Llevamos años escuchando, de boca de los presidentes estadounidenses, la cantinela del «Make America Great Again». Pero lo que no todo el mundo sabe es que allí, un excéntrico líder –y no es Trump– se propuso en los 90 recuperar el esplendor de un imperio mucho más grandioso.
Ser la tierra de las oportunidades tiene sus ventajas. Durante siglos, Norteamérica ha sido lugar de recepción de miles de personas que han abandonado sus lugares de origen en busca de una vida mejor –cosa que no siempre encontraron. Pero cuando todo es posible, también hay margen para los proyectos disparatados.
Esta historia, que parece sacada de un libro de ciencia ficción, comienza con Dwight York, un personaje de aúpa. Sobre su biografía hay mucha nebulosa, como corresponde a todo líder de masas. Pero una cosa es incuestionable, y es que este señor es el ideólogo del nuwaubanismo.
Se trata de una secta religiosa con unos principios tan altisonantes, que por momentos dan miedo y por momentos dan risa. Lo que más miedo da es que sus seguidores defienden la supremacía racial negra y consideran al resto genéticamente inferiores. De hecho, según la mitología nuwaubaniana, los blancos fueron creados para ser esclavos –¡Chúpate esa, Occidente!.
Por contra, los negros descienden de extraterrestres cuya piel, en origen verde, se tornó tizón al entrar en contacto con la atmósfera de la Tierra milenios atrás. Aquí es donde comienza la risa. Como tantas otras sectas y corrientes ocultistas, los nuwaubanianos defienden el origen extraterrestre de la humanidad, y no hacen ascos al shaverismo (creencia en un submundo de humanoides en las alcantarillas de las ciudades), al movimiento rastafari o al mito de la Atlántida.
Sí, lo sé. No hay por dónde cogerlo. Pero la cosa funcionó, y en los años 90 la comunidad nuwaubaniana decidió adquirir unos terrenos en Eatonton, Georgia –la estadounidense–, para instalarse y materializar su utopía. Tocaba entonces decidir qué aspecto tendría el nuevo asentamiento. ¿Cómo maridar la supremacía negra con algo de Islam, con la Atlántida y con la ufología?
Pues blanco y en botella. Como siempre, Egipto es la civilización comodín, en especial para todo aquello que tenga que ver con lo esotérico. Así que Dwight York y los suyos se pusieron manos a la obra y levantaron un pueblo inspirado en un Antiguo Egipto low cost, más próximo a una discoteca de la Ruta del Bakalao que a Luxor.

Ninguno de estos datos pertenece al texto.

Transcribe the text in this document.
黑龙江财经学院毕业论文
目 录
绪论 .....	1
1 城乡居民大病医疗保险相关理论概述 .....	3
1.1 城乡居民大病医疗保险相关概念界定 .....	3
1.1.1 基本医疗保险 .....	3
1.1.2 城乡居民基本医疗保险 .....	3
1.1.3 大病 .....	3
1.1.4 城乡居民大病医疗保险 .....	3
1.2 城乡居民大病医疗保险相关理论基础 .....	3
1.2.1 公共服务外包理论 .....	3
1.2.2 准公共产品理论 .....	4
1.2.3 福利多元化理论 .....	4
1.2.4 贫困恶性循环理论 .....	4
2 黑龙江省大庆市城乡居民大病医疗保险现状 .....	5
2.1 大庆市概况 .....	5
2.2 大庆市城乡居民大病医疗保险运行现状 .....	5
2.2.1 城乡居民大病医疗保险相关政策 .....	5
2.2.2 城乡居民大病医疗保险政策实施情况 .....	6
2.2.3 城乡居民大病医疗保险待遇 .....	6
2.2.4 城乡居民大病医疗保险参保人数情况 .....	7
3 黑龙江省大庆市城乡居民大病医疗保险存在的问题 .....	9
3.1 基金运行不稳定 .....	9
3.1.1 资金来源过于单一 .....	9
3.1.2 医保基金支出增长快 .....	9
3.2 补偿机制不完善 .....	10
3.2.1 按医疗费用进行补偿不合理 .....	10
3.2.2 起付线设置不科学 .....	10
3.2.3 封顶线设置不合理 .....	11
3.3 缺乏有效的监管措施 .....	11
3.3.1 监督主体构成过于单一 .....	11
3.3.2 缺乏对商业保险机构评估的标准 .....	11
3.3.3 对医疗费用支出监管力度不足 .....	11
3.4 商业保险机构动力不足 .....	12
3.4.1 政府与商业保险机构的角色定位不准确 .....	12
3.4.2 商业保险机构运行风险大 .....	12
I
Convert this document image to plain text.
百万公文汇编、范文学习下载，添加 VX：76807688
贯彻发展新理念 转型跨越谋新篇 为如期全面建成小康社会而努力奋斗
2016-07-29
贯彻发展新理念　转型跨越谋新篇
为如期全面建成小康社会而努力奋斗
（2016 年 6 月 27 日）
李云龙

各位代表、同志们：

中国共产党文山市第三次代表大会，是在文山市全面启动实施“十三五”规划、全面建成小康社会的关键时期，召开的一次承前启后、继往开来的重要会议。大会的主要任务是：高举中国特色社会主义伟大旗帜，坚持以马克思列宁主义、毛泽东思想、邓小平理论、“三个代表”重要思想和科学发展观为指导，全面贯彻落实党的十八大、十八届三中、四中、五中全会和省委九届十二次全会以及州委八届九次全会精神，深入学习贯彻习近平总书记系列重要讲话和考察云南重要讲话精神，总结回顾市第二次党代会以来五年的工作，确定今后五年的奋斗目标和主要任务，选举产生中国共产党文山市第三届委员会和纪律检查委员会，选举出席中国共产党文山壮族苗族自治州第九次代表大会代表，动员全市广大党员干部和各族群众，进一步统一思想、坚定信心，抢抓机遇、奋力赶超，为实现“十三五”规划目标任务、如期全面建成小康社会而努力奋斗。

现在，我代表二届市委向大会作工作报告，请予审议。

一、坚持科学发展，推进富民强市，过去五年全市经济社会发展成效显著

Tama-Re –así lo bautizaron– contaba con sus pirámides, sus esfinges, sus palmeras artificiales. Incluso con un club nocturno ilegal, el Ramsés Dance Club, que acabó clausurado por la policía. Toda una fantasía milenaria en el rural norteamericano, que pretendía afirmar las raíces africanas del movimiento –no entraré en detalles, pero los nuwaubanianos consideran a los indios nativos Yamassee, de Georgia, originarios del Valle del Nilo.

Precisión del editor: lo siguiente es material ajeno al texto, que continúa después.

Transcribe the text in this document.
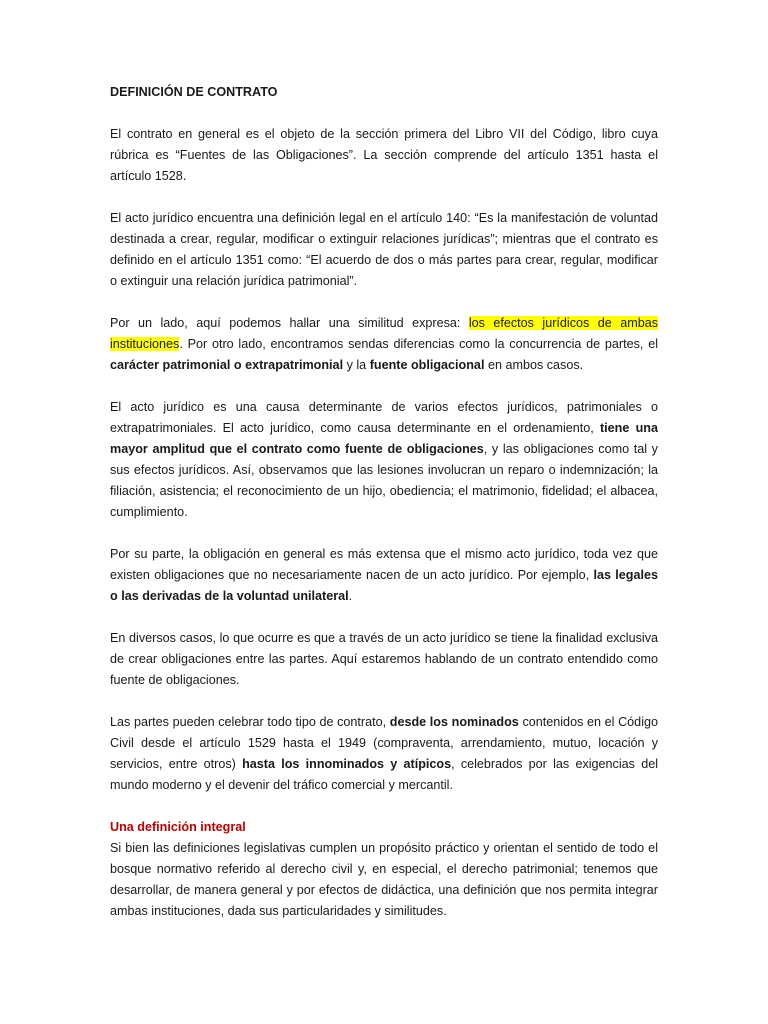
DEFINICIÓN DE CONTRATO

El contrato en general es el objeto de la sección primera del Libro VII del Código, libro cuya rúbrica es “Fuentes de las Obligaciones”. La sección comprende del artículo 1351 hasta el artículo 1528.

El acto jurídico encuentra una definición legal en el artículo 140: “Es la manifestación de voluntad destinada a crear, regular, modificar o extinguir relaciones jurídicas”; mientras que el contrato es definido en el artículo 1351 como: “El acuerdo de dos o más partes para crear, regular, modificar o extinguir una relación jurídica patrimonial”.

Por un lado, aquí podemos hallar una similitud expresa: los efectos jurídicos de ambas instituciones. Por otro lado, encontramos sendas diferencias como la concurrencia de partes, el carácter patrimonial o extrapatrimonial y la fuente obligacional en ambos casos.

El acto jurídico es una causa determinante de varios efectos jurídicos, patrimoniales o extrapatrimoniales. El acto jurídico, como causa determinante en el ordenamiento, tiene una mayor amplitud que el contrato como fuente de obligaciones, y las obligaciones como tal y sus efectos jurídicos. Así, observamos que las lesiones involucran un reparo o indemnización; la filiación, asistencia; el reconocimiento de un hijo, obediencia; el matrimonio, fidelidad; el albacea, cumplimiento.

Por su parte, la obligación en general es más extensa que el mismo acto jurídico, toda vez que existen obligaciones que no necesariamente nacen de un acto jurídico. Por ejemplo, las legales o las derivadas de la voluntad unilateral.

En diversos casos, lo que ocurre es que a través de un acto jurídico se tiene la finalidad exclusiva de crear obligaciones entre las partes. Aquí estaremos hablando de un contrato entendido como fuente de obligaciones.

Las partes pueden celebrar todo tipo de contrato, desde los nominados contenidos en el Código Civil desde el artículo 1529 hasta el 1949 (compraventa, arrendamiento, mutuo, locación y servicios, entre otros) hasta los innominados y atípicos, celebrados por las exigencias del mundo moderno y el devenir del tráfico comercial y mercantil.

Una definición integral

Si bien las definiciones legislativas cumplen un propósito práctico y orientan el sentido de todo el bosque normativo referido al derecho civil y, en especial, el derecho patrimonial; tenemos que desarrollar, de manera general y por efectos de didáctica, una definición que nos permita integrar ambas instituciones, dada sus particularidades y similitudes.
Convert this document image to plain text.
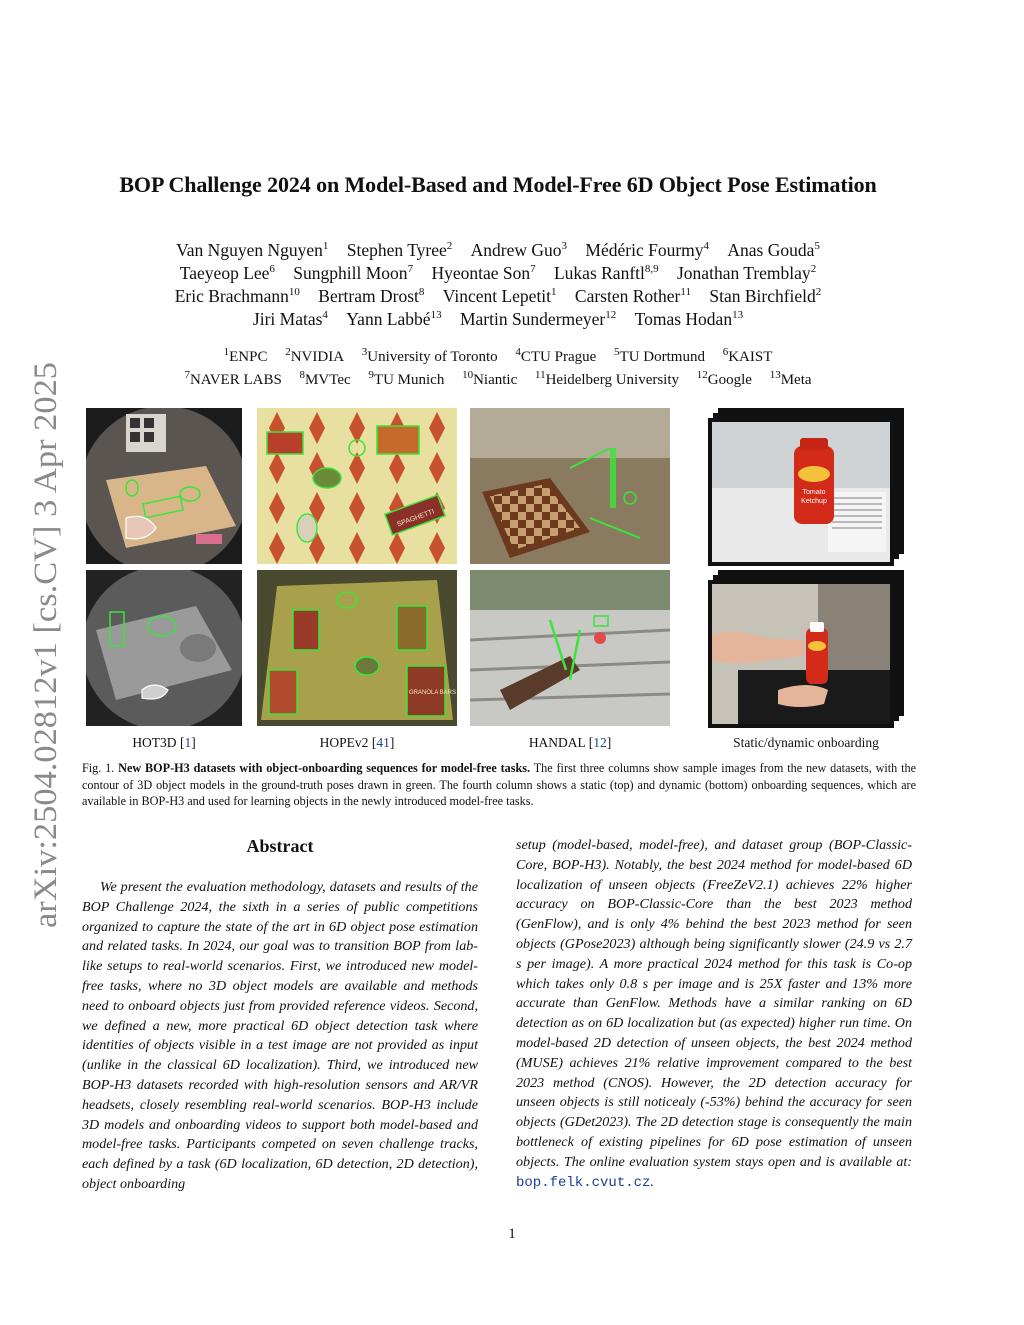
arXiv:2504.02812v1 [cs.CV] 3 Apr 2025
BOP Challenge 2024 on Model-Based and Model-Free 6D Object Pose Estimation
Van Nguyen Nguyen$^1$ Stephen Tyree$^2$ Andrew Guo$^3$ Médéric Fourmy$^4$ Anas Gouda$^5$
Taeyeop Lee$^6$ Sungphill Moon$^7$ Hyeontae Son$^7$ Lukas Ranftl$^{8,9}$ Jonathan Tremblay$^2$
Eric Brachmann$^{10}$ Bertram Drost$^8$ Vincent Lepetit$^1$ Carsten Rother$^{11}$ Stan Birchfield$^2$
Jiri Matas$^4$ Yann Labbé$^{13}$ Martin Sundermeyer$^{12}$ Tomas Hodan$^{13}$
$^1$ENPC $^2$NVIDIA $^3$University of Toronto $^4$CTU Prague $^5$TU Dortmund $^6$KAIST
$^7$NAVER LABS $^8$MVTec $^9$TU Munich $^{10}$Niantic $^{11}$Heidelberg University $^{12}$Google $^{13}$Meta
SPAGHETTI
GRANOLA BARS
Tomato
Ketchup
HOT3D [1]	HOPEv2 [41]	HANDAL [12]	Static/dynamic onboarding

Fig. 1. New BOP-H3 datasets with object-onboarding sequences for model-free tasks. The first three columns show sample images from the new datasets, with the contour of 3D object models in the ground-truth poses drawn in green. The fourth column shows a static (top) and dynamic (bottom) onboarding sequences, which are available in BOP-H3 and used for learning objects in the newly introduced model-free tasks.

Abstract
We present the evaluation methodology, datasets and results of the BOP Challenge 2024, the sixth in a series of public competitions organized to capture the state of the art in 6D object pose estimation and related tasks. In 2024, our goal was to transition BOP from lab-like setups to real-world scenarios. First, we introduced new model-free tasks, where no 3D object models are available and methods need to onboard objects just from provided reference videos. Second, we defined a new, more practical 6D object detection task where identities of objects visible in a test image are not provided as input (unlike in the classical 6D localization). Third, we introduced new BOP-H3 datasets recorded with high-resolution sensors and AR/VR headsets, closely resembling real-world scenarios. BOP-H3 include 3D models and onboarding videos to support both model-based and model-free tasks. Participants competed on seven challenge tracks, each defined by a task (6D localization, 6D detection, 2D detection), object onboarding
setup (model-based, model-free), and dataset group (BOP-Classic-Core, BOP-H3). Notably, the best 2024 method for model-based 6D localization of unseen objects (FreeZeV2.1) achieves 22% higher accuracy on BOP-Classic-Core than the best 2023 method (GenFlow), and is only 4% behind the best 2023 method for seen objects (GPose2023) although being significantly slower (24.9 vs 2.7 s per image). A more practical 2024 method for this task is Co-op which takes only 0.8 s per image and is 25X faster and 13% more accurate than GenFlow. Methods have a similar ranking on 6D detection as on 6D localization but (as expected) higher run time. On model-based 2D detection of unseen objects, the best 2024 method (MUSE) achieves 21% relative improvement compared to the best 2023 method (CNOS). However, the 2D detection accuracy for unseen objects is still noticealy (-53%) behind the accuracy for seen objects (GDet2023). The 2D detection stage is consequently the main bottleneck of existing pipelines for 6D pose estimation of unseen objects. The online evaluation system stays open and is available at: bop.felk.cvut.cz.
1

Allí, como un neo-faraón, ejercía su poder absoluto Dwight York, presentado a sí mismo como una divinidad viviente, hijo de un príncipe sudanés y de una madre egipcia –aunque él es más de Boston que las alubias al horno. A menudo aparecía enfundado en ropajes egipcios y empuñando símbolos faraónicos.
Habréis notado que lo describo en pasado. Lo cierto es que el sueño egipcio del nuwaubanismo se esfumó hace más de una década, con la condena de Dwight York a 135 años de prisión por abusos a menores y otras lindezas. El terreno fue vendido, las máquinas entraron y el decorado egipcio cayó en cuestión de minutos, como una falla. Eso sí, solo físicamente, porque la comunidad sigue activa, venerando a un líder ahora convertido en mártir.
Total, que dejando de lado los delirios de grandeza de un pervertido, la experiencia del nuwaubanismo y Tama-Re son una buena muestra del papel del pasado en la legitimación de los proyectos más inverosímiles de nuestro tiempo. Esta vez con la voluntad de hacer «great again» a un Antiguo Egipto que, al final, acabó convirtiéndose en una neo-ruina.